After feeding for about one month, the caterpillar straps itself to some support and turns into a chrysalis. Later, it becomes a butterfly and the whole process begins anew. Through the past years, I have been concerned that the government has not listed the monarch butterfly as endangered, and the reason for this is that there are other species that are at greater risk.

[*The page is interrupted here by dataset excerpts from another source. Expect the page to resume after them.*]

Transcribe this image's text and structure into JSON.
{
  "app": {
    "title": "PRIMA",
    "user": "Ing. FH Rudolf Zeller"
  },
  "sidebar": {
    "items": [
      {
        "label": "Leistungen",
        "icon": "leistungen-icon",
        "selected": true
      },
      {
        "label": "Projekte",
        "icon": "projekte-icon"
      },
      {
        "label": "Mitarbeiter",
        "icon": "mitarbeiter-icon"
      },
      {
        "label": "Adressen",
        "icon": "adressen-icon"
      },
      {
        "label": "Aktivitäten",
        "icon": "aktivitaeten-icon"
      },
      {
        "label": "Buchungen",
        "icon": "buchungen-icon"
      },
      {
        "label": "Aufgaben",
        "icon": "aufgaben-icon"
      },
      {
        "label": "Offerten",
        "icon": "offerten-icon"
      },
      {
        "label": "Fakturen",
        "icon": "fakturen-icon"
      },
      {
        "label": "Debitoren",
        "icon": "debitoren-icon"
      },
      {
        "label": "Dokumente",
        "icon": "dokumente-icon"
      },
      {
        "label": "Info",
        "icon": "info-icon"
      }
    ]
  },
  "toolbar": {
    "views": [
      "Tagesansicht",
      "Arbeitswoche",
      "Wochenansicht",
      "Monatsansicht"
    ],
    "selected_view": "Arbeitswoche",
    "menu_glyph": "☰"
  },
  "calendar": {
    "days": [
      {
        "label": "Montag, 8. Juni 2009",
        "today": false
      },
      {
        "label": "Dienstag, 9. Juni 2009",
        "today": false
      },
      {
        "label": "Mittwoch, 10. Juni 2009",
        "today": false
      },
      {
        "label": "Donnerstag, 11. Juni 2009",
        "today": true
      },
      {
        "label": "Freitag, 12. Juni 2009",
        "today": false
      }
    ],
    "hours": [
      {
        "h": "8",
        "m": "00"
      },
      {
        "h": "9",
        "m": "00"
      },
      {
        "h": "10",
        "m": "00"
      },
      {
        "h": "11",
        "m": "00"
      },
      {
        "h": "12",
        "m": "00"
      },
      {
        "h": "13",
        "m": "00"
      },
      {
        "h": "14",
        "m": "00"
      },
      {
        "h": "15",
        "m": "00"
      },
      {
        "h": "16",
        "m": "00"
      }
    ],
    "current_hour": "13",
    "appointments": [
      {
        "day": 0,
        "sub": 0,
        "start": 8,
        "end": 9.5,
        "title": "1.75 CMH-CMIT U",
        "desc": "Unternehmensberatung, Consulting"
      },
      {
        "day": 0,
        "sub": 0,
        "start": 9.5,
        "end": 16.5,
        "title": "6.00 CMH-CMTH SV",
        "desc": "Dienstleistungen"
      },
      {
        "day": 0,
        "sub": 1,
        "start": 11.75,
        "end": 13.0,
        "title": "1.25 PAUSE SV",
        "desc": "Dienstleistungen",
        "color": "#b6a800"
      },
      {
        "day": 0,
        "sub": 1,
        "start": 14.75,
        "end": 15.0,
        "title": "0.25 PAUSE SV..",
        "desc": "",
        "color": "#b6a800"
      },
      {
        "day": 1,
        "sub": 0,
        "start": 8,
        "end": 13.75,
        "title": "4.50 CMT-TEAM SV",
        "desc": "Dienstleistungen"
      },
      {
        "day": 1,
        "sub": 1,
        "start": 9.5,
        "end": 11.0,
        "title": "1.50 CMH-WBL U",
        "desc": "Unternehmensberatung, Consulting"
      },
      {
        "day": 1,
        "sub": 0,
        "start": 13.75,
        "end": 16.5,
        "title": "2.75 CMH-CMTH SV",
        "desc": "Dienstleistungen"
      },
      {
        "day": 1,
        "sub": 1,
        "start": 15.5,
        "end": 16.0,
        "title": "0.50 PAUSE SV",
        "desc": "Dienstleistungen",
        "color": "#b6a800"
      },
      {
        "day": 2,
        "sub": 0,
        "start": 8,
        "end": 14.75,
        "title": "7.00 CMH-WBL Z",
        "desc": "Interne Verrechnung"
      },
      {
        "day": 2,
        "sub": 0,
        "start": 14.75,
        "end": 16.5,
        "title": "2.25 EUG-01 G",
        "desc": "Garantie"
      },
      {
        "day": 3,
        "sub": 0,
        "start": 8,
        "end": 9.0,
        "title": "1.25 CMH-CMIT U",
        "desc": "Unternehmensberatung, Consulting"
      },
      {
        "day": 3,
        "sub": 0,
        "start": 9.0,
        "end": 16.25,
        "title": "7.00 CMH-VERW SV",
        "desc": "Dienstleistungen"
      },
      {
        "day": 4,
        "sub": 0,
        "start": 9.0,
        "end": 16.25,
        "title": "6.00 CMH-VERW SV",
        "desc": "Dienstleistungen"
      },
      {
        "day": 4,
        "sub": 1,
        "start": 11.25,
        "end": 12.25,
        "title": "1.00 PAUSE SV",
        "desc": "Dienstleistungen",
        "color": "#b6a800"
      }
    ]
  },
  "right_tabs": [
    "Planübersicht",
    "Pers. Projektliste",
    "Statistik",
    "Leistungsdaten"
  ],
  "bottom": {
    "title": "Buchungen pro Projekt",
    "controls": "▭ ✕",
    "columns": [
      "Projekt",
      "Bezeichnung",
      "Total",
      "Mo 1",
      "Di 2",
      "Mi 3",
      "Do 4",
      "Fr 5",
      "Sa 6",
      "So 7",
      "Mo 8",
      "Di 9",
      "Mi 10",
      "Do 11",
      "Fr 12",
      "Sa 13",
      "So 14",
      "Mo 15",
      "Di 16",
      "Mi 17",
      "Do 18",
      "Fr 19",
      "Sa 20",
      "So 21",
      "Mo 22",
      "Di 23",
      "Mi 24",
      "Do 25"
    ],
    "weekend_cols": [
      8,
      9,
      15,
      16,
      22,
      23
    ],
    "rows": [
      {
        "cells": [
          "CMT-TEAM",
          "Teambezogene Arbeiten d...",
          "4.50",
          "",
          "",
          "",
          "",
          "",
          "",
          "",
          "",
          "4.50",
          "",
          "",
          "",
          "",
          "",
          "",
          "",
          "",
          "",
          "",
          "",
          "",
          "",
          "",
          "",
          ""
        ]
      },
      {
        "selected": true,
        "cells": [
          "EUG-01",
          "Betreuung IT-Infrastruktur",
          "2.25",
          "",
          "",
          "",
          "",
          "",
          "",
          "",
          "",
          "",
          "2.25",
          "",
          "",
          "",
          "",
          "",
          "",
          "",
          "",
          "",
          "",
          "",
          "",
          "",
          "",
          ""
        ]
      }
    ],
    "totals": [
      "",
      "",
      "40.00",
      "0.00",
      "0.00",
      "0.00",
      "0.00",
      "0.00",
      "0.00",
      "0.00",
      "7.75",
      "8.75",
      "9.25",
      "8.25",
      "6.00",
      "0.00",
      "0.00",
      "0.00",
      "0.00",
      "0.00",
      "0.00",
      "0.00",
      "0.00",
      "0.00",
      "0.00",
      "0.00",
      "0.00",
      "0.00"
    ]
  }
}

In 1995, the monarch butterflies were hit hard by a snowstorm in their wintering grounds located in the mountains of Mexico. The monarchs had been recovering from a previous snowstorm that occurred ten years earlier. Researchers at Cornell University have discovered that half of the monarch caterpillars that were fed milkweed leaves dusted with Bt corn pollen died within four days, while those fed normal corn pollen leaves survived.
Bio-engineered Bt corn, which was planted on 16 million acres this year, is a pest-resistant corn that carries a gene from a bacterium that kills corn borers eating the toxin-expressing plants. This could be a big problem since milkweed plants often grow in or near cornfields. Also, logging is occurring in the traditional wintering areas of the monarch butterflies and this is also affecting their population.
This tiny insect migrates over 2,000 miles and lands on the same trees that its ancestors left in the spring. The monarchs that migrate south are the fourth and fifth generations and all earlier generations have died. One of the many marvels of nature is that these tiny butterflies migrate alone to a place they have never been before, and land on the very same trees that earlier generations left in the spring.
If you see a monarch butterfly, stop and think about this tiny insect and the journey it will make. I’m sure you will marvel at its ability.